La vision de Vitalik résume la fin du jeu : « L’objectif final inclut… rendre tout ZK-snarkifié. »

Cette transformation répond à la « Pièce d’Exécution Lean » d’Ethereum—une partie de la vision plus large « Ethereum Lean ». Le protocole se simplifie d’un VM monolithique à une couche de règlement et de disponibilité des données minimaliste, optimisée pour la computation vérifiable. La preuve matérielle accélérée (ASICs et FPGAs de SP1, Nervos, Cartesi) devient envisageable une fois que l’ensemble d’instructions se stabilise autour de RISC-V.

La transition est inévitable non pas parce qu’elle est optimale isolément, mais parce qu’elle s’aligne avec la direction que prend la computation elle-même. Les preuves ZK représentent le troisième primitive cryptographique après les hash et les signatures. La mise sur le marché d’une couche de confiance fondamentale pour l’informatique vérifiable—intégration native d’une structure machine générale dans la programmation système—contrôle la prochaine ère d’internet.

Malgré d’importants obstacles techniques et sociaux, cette restructuration de la couche d’exécution d’Ethereum représente l’une des décisions architecturales les plus importantes de l’histoire de la blockchain. Elle échange les effets de réseau de la familiarité avec l’EVM contre une position stratégique de leader dans la révolution de l’informatique vérifiable.

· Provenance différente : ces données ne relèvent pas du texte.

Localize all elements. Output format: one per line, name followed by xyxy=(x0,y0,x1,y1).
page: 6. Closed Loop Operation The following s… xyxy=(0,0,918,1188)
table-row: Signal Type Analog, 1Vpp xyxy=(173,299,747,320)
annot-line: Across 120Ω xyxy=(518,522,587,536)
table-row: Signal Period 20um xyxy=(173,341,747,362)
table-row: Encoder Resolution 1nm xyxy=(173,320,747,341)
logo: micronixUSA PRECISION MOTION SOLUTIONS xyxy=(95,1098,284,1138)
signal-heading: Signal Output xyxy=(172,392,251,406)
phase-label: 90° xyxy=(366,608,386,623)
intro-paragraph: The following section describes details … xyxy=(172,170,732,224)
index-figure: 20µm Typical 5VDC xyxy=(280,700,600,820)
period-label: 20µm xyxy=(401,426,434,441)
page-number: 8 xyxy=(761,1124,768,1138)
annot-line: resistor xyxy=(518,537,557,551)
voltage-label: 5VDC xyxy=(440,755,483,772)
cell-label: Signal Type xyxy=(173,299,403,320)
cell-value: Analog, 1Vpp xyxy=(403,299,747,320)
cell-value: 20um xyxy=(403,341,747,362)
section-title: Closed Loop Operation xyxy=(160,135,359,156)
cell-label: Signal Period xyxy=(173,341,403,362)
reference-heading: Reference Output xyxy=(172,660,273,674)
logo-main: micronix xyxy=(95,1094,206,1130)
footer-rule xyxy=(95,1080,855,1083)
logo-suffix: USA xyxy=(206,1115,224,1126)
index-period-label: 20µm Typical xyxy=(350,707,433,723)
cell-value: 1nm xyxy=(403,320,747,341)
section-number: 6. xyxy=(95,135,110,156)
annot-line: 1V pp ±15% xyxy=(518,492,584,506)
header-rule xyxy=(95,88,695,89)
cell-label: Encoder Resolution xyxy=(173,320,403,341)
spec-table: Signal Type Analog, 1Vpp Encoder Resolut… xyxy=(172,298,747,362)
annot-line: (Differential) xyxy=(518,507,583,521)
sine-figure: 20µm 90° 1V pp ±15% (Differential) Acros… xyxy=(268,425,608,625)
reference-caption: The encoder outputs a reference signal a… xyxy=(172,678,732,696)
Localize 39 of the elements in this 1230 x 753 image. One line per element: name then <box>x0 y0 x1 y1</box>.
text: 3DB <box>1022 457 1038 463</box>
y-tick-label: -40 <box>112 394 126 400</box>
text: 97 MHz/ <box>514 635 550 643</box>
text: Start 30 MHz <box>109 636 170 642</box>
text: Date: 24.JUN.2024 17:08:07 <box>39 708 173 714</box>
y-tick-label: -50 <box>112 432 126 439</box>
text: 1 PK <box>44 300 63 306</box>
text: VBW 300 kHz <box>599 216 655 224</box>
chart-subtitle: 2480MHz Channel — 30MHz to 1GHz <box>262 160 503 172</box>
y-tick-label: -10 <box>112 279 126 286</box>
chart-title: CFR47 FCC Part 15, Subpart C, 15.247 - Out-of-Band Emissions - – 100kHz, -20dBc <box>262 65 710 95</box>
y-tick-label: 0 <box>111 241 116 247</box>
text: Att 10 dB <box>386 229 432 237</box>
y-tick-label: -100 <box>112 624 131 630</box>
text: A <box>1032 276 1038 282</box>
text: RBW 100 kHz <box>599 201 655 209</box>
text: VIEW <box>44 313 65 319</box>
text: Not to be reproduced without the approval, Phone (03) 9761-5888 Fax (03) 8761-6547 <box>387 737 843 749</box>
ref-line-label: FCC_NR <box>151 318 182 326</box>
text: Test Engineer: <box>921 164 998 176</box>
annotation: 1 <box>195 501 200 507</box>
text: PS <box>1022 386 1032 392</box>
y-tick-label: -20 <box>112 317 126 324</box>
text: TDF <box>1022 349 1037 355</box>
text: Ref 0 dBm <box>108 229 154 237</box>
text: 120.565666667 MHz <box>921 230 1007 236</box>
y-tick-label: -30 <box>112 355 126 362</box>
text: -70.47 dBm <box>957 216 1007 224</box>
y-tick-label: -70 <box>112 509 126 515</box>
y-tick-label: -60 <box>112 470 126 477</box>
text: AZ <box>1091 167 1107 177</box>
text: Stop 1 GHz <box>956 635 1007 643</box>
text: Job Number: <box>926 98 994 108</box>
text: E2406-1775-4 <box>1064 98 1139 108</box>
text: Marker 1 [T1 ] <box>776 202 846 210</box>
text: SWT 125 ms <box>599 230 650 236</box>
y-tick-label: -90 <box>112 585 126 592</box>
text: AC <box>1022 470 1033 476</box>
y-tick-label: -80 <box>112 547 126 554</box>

La transformation commence dès maintenant. Des projets comme Ethproofs rassemblent les données collaboratives nécessaires pour exécuter ce changement. Des équipes comme Succinct Labs fournissent les plans pratiques. D’ici 6 à 12 mois, attendez-vous aux premières alternatives de précompilés exécutant du code RISC-V sur le mainnet Ethereum—marquant le début de la fin pour la Machine Virtuelle Ethereum telle que nous la connaissons.